Let’s call it what it is...catfishing is lying.
It’s false advertising. It’s tricking someone into being interested based on a version of you that doesn’t exist.
It’s no different from saying you’re a doctor when you’re still looking for a job in the group chat.
If you’ve filtered your face into a completely different shape, edited your body until your arms disappear, whitened your eyes, plumped your lips, slimmed your waist, and lifted your butt, then show up on a date looking like a plot twist… you’re not being confident. You’re being dishonest.
And here’s the irony: some of these women defending this behaviour are the same ones who say “men are trash” when they’re lied to.
Sis, if you can’t post your real face without Facetune, how can you demand honesty from anyone else?
Confidence isn’t built on lies. You don’t become more beautiful by becoming unrecognisable.
And before anyone says, “It’s just makeup,” no. This was a full-blown personality change with filters doing heavy spiritual lifting. This was deception on a digital level.
Now, does that mean men don’t catfish too? Of course they do.
But this time..this story, the girl was wrong. Period.
You don’t lure someone in with a fantasy and then expect grace when reality shows up looking nothing like the promo.
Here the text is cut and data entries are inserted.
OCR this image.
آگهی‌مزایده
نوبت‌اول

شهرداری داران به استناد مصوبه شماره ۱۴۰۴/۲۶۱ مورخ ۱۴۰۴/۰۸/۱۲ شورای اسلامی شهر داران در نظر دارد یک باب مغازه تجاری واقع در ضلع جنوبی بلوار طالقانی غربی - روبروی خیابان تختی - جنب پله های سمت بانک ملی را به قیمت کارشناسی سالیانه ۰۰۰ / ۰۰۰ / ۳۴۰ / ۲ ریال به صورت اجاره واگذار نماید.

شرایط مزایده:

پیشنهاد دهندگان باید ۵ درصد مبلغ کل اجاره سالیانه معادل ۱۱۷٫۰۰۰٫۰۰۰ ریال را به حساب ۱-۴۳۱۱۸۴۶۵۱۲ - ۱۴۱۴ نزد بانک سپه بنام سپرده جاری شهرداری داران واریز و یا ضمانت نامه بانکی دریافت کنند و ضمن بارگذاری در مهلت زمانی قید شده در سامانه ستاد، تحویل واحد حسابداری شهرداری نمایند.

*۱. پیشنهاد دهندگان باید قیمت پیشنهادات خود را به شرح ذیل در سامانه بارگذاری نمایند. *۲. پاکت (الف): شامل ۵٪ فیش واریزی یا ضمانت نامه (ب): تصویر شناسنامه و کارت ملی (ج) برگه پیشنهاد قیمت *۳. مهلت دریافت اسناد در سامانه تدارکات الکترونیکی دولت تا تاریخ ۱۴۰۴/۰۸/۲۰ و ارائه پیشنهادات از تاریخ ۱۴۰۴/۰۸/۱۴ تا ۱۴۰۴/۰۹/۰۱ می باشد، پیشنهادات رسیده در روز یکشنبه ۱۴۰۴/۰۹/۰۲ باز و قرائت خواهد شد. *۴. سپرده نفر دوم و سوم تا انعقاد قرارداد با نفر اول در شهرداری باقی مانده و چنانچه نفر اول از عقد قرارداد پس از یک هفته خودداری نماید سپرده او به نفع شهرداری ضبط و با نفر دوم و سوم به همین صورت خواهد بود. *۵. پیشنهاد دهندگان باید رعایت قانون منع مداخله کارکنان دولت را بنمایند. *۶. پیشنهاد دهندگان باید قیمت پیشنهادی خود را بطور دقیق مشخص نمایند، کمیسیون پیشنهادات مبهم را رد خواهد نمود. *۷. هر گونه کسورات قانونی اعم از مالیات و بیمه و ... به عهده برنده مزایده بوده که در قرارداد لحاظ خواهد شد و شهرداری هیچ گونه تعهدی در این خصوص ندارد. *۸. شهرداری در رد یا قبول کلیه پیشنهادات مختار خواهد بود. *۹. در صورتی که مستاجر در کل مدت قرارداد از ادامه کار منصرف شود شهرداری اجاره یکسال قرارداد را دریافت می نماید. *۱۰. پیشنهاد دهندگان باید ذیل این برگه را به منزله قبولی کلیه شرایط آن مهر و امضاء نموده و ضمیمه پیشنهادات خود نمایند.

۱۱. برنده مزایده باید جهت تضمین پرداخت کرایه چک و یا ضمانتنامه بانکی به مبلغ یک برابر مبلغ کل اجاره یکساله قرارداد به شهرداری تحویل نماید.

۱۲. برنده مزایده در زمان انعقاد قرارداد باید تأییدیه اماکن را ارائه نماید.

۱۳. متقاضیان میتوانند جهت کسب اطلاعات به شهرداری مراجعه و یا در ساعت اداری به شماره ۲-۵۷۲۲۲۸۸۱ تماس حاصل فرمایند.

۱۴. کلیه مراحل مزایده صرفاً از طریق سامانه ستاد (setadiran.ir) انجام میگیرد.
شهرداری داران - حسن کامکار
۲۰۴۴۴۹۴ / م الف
Men are allowed to feel misled when someone intentionally hides their true self. Just like women feel betrayed when a man lies about being single, or about his age, or about owning the car he borrowed for the weekend.
You want people to like you for who you really are? Start by showing them who you really are.
If you’re not confident enough to post or meet someone as your unfiltered self—that’s not your date’s problem.
That’s something you need to work on. Because at some point, the filter will fade, the makeup will come off, and the real you will need to stand on something stronger than angles and edits.
So yes, my cousin was disappointed and rightly so.
He didn’t get catfished by accident. He got catfished by design.
This wasn’t insecurity. This was strategy.
And the truth is, if you’re showing up to dates hoping your digital disguise buys you time to win someone over you’re not dating. You’re performing.
We need to stop glorifying deception in the name of self-expression.
Catfishing isn’t cute. It’s not “just part of the game.” It’s manipulation.
And the sooner we all stop pretending it’s harmless, the better.